Publizitätsprinzip

Auch: Grundbuchpublizität · Offenkundigkeitsprinzip

Das Publizitätsprinzip besagt, dass Rechte an Grundstücken durch ihre Eintragung im Grundbuch für jedermann sichtbar und nachvollziehbar gemacht werden. Wer Einsicht ins Grundbuch nimmt, soll sich grundsätzlich auf dessen Inhalt verlassen können.

Ausführliche Erklärung

Das Publizitätsprinzip ist neben dem Bestimmtheitsgrundsatz und dem Spezialitätsgrundsatz eines der tragenden Ordnungsprinzipien des deutschen Sachenrechts. Es dient dazu, Rechtssicherheit im Grundstücksverkehr herzustellen: Da dingliche Rechte (Eigentum, Grundschulden, Dienstbarkeiten, Vorkaufsrechte etc.) für Dritte nicht "sichtbar" sind wie bei beweglichen Sachen, übernimmt das öffentliche Register – das Grundbuch – die Funktion, diese Rechte offenzulegen.

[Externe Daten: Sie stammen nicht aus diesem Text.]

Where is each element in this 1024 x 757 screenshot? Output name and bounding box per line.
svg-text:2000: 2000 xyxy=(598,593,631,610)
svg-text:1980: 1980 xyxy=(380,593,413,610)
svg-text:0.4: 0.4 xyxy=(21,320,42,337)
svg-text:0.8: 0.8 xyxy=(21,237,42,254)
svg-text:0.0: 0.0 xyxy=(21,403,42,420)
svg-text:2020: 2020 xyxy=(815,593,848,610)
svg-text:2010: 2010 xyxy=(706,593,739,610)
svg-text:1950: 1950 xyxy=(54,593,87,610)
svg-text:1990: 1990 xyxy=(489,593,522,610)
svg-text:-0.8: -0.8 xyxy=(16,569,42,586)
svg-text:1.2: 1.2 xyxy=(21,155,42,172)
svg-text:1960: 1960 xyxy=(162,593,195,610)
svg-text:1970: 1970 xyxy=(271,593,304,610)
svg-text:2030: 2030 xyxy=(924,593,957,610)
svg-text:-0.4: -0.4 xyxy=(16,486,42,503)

Zwei rechtliche Ausprägungen sind für die Praxis entscheidend:

  • Vermutung der Richtigkeit (§ 891 BGB): Was im Grundbuch eingetragen ist, wird zugunsten des Eingetragenen vermutet – der eingetragene Eigentümer gilt bis zum Beweis des Gegenteils als tatsächlicher Eigentümer.
  • Öffentlicher Glaube (§ 892 BGB): Wer im guten Glauben ein Recht von dem im Grundbuch eingetragenen Berechtigten erwirbt, wird auch dann geschützt, wenn dieser in Wirklichkeit nicht (mehr) berechtigt war – es sei denn, ein Widerspruch ist eingetragen oder die Unrichtigkeit ist dem Erwerber bekannt.
  • Einsichtsrecht: Grundbucheinsicht ist nach § 12 GBO nur bei berechtigtem Interesse möglich (z. B. Notar, finanzierende Bank, Kaufinteressent mit konkretem Erwerbsvorhaben) – das Register ist also "öffentlich", aber nicht voraussetzungslos für jedermann einsehbar.

Für Makler ist das Publizitätsprinzip die Grundlage dafür, dass ein aktueller Grundbuchauszug als verlässliche Informationsquelle für Eigentumsverhältnisse, Belastungen und Beschränkungen dient – und warum Käufer, Notare und Banken vor jedem Abschluss stets einen aktuellen Auszug einholen, statt sich auf Angaben des Verkäufers zu verlassen.

Beispiel aus der Praxis

Ein Kaufinteressent lässt sich vom Makler einen aktuellen Grundbuchauszug vorlegen und stellt fest, dass eine im Kaufvertragsentwurf nicht erwähnte Grunddienstbarkeit (Wegerecht) eingetragen ist. Dank des Publizitätsprinzips kann er sich auf diese Eintragung verlassen und muss die Belastung bei seiner Kaufentscheidung berücksichtigen, unabhängig davon, was der Verkäufer mündlich zugesichert hat.

Rechtsgrundlage

  • § 891 BGB – gesetzliche Vermutung, dass die im Grundbuch eingetragenen Rechte tatsächlich bestehen.
  • § 892 BGB – öffentlicher Glaube des Grundbuchs zugunsten gutgläubiger Erwerber.
  • § 12 GBO – Regelung der Einsichtnahme in das Grundbuch bei berechtigtem Interesse.